Pitfall 4: Libraries That Use eval
Some bundlers and template engines call eval().
EvalError: Refused to evaluate a string as JavaScript
because 'unsafe-eval' is not an allowed source...
Check if this is only in development mode (webpack uses eval for source maps in dev). Switch to devtool: 'source-map' for production builds.
Gradual Rollout Strategy
Step 1: Report-Only for 2-4 weeks
Content-Security-Policy-Report-Only: default-src 'self'; ...; report-uri /csp-report
Step 2: Analyze violations → add required sources to whitelist
Step 3: Apply loose CSP in enforcement mode
script-src 'self' 'unsafe-inline' ...
Step 4: Remove unsafe-inline → migrate to nonce approach
Step 5: Add strict-dynamic to tighten further
This sequence prevents sudden feature breakage.
Testing Tools
Mozilla Observatory — rates CSP and all security headers
https://observatory.mozilla.org
CSP Evaluator (Google) — checks for weaknesses in your policy
https://csp-evaluator.withgoogle.com
Security Headers — scans and grades your response headers
https://securityheaders.com
What CSP Doesn't Cover
CSP is powerful but not a silver bullet.
- CSRF: CSP blocks script execution, but form submissions and image-based CSRF need other defenses (SameSite cookies, CSRF tokens).

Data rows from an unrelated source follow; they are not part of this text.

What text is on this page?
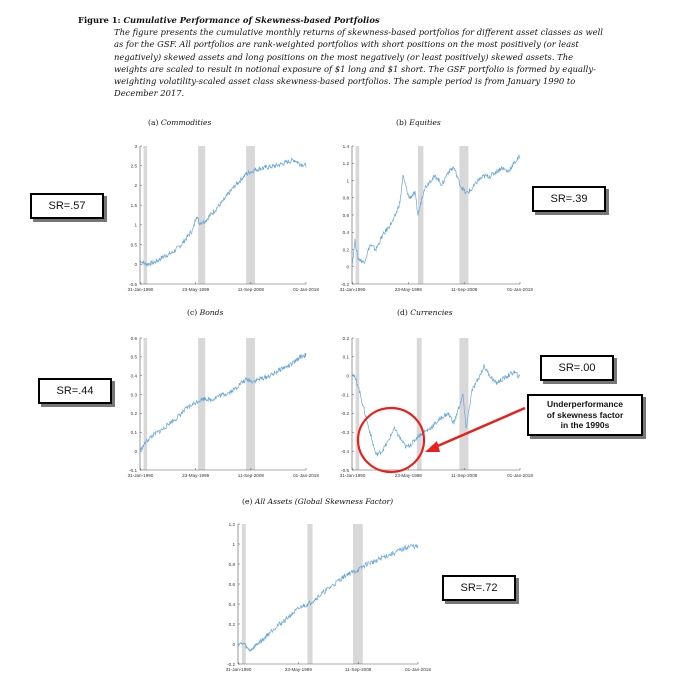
Figure 1: Cumulative Performance of Skewness-based Portfolios
The figure presents the cumulative monthly returns of skewness-based portfolios for different asset classes as well as for the GSF. All portfolios are rank-weighted portfolios with short positions on the most positively (or least negatively) skewed assets and long positions on the most negatively (or least positively) skewed assets. The weights are scaled to result in notional exposure of $1 long and $1 short. The GSF portfolio is formed by equally-weighting volatility-scaled asset class skewness-based portfolios. The sample period is from January 1990 to December 2017.
(a) Commodities	(b) Equities
(c) Bonds	(d) Currencies
(e) All Assets (Global Skewness Factor)
-0.5
0
0.5
1
1.5
2
2.5
3
31-Jan-1990	23-May-1999	11-Sep-2008	01-Jan-2018
-0.2
0
0.2
0.4
0.6
0.8
1
1.2
1.4
31-Jan-1990	23-May-1999	11-Sep-2008	01-Jan-2018
-0.1
0
0.1
0.2
0.3
0.4
0.5
0.6
31-Jan-1990	23-May-1999	11-Sep-2008	01-Jan-2018
-0.5
-0.4
-0.3
-0.2
-0.1
0
0.1
0.2
31-Jan-1990	23-May-1999	11-Sep-2008	01-Jan-2018
-0.2
0
0.2
0.4
0.6
0.8
1
1.2
31-Jan-1990	23-May-1999	11-Sep-2008	01-Jan-2018
SR=.57
SR=.39
SR=.44
SR=.00
SR=.72
Underperformance
of skewness factor
in the 1990s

- SQL Injection: Backend vulnerabilities aren't fixed by frontend headers.
- Clickjacking:
frame-ancestors helps, but also set X-Frame-Options as belt-and-suspenders.
Takeaway
CSP setup is complex and debugging can be painful, but it's the strongest browser-level defense against XSS.
Key points:
- Avoid
unsafe-inline and unsafe-eval — use nonces
- Report-Only mode first, then enforce incrementally
- Next.js middleware enables dynamic nonce generation per request
strict-dynamic eliminates origin-based whitelists for script-loaded scripts
Input escaping + CSP together create a robust two-layer defense against XSS.